It is alleged in the complaint that the defendant, the Hershatter Company, made a note for $2,000. and delivered it to A. C. Hershatter, that A. C. Hershatter endorsed the note to the Mechanics Bank which in turn endorsed it to the plaintiff and that the note is now the property of the plaintiff and has not been paid.
The defendant is entitled to information bearing upon the issue of whether the plaintiff is a holder in due course and interrogatories 1, 2 and 3 are granted.
As to interrogatories 5, 6 and 8, the first question is are they "material to the support of the mover's . . . defense?"Sec. 73, P. 38, Practice Book.
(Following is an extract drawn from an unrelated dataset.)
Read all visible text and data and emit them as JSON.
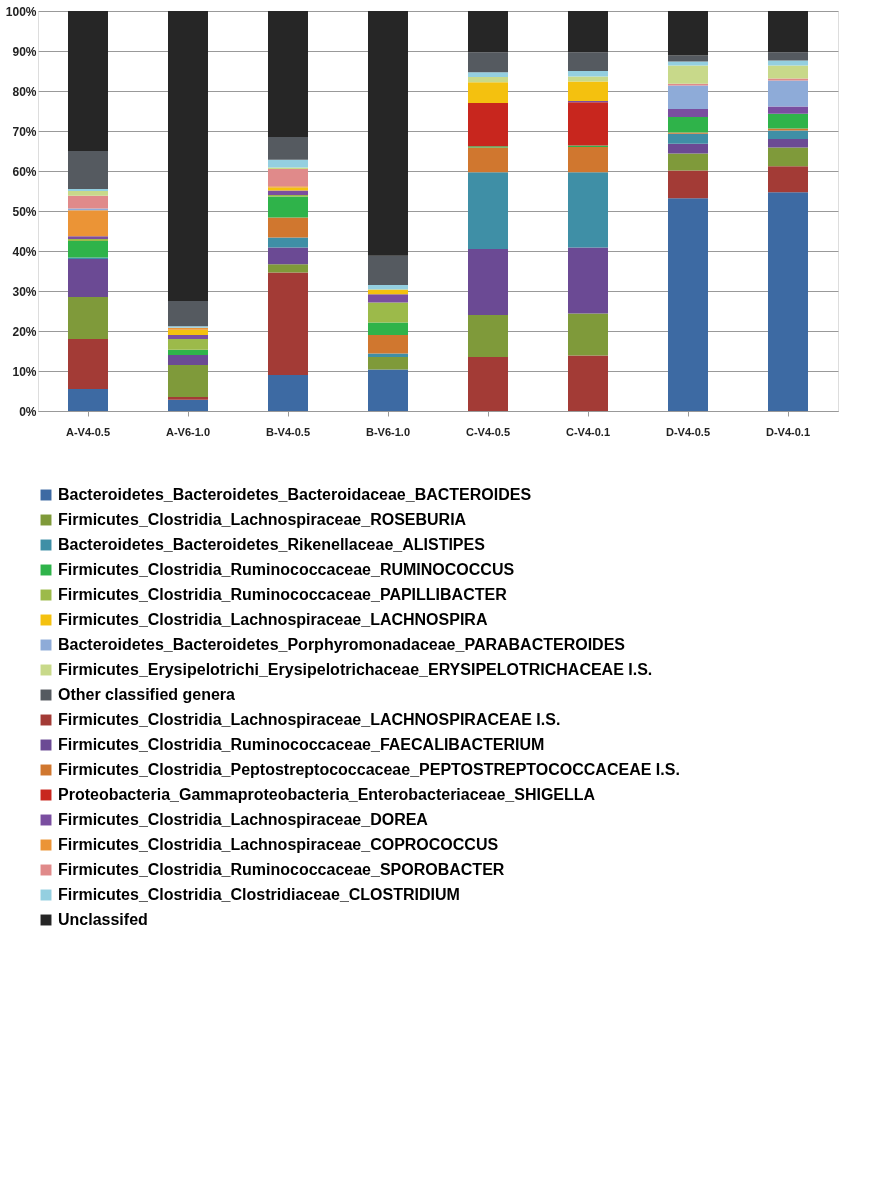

In them the defendants do not seek knowledge of collateral for their own note. They ask concerning collateral given for another debt, that of the Mechanic's Bank, along with their own. If it should appear that this debt has been satisfied by such collateral they nevertheless remain liable to their endorsee, the Mechanic's Bank, and "Whether the plaintiff sues for himself or as trustee for the payee constitutes no defense for the maker unless the latter is thereby deprived of some equitable *Page 312 defense which he may have against the payee."
3 R.C.L. (Bills Notes) Sec. 202 P. 994. Idem PermanentSupp. P. 942. McNary, et al vs. Farmers National Bank,41 L.R.A. (N.S.) 1009.
That the defendant may have such a defense is suggested by interrogatory 7 but as to this interrogatory it does not appear that the plaintiff has any knowledge and that the defendant has none.
As the pleadings now stand the motion is denied except as above granted in part.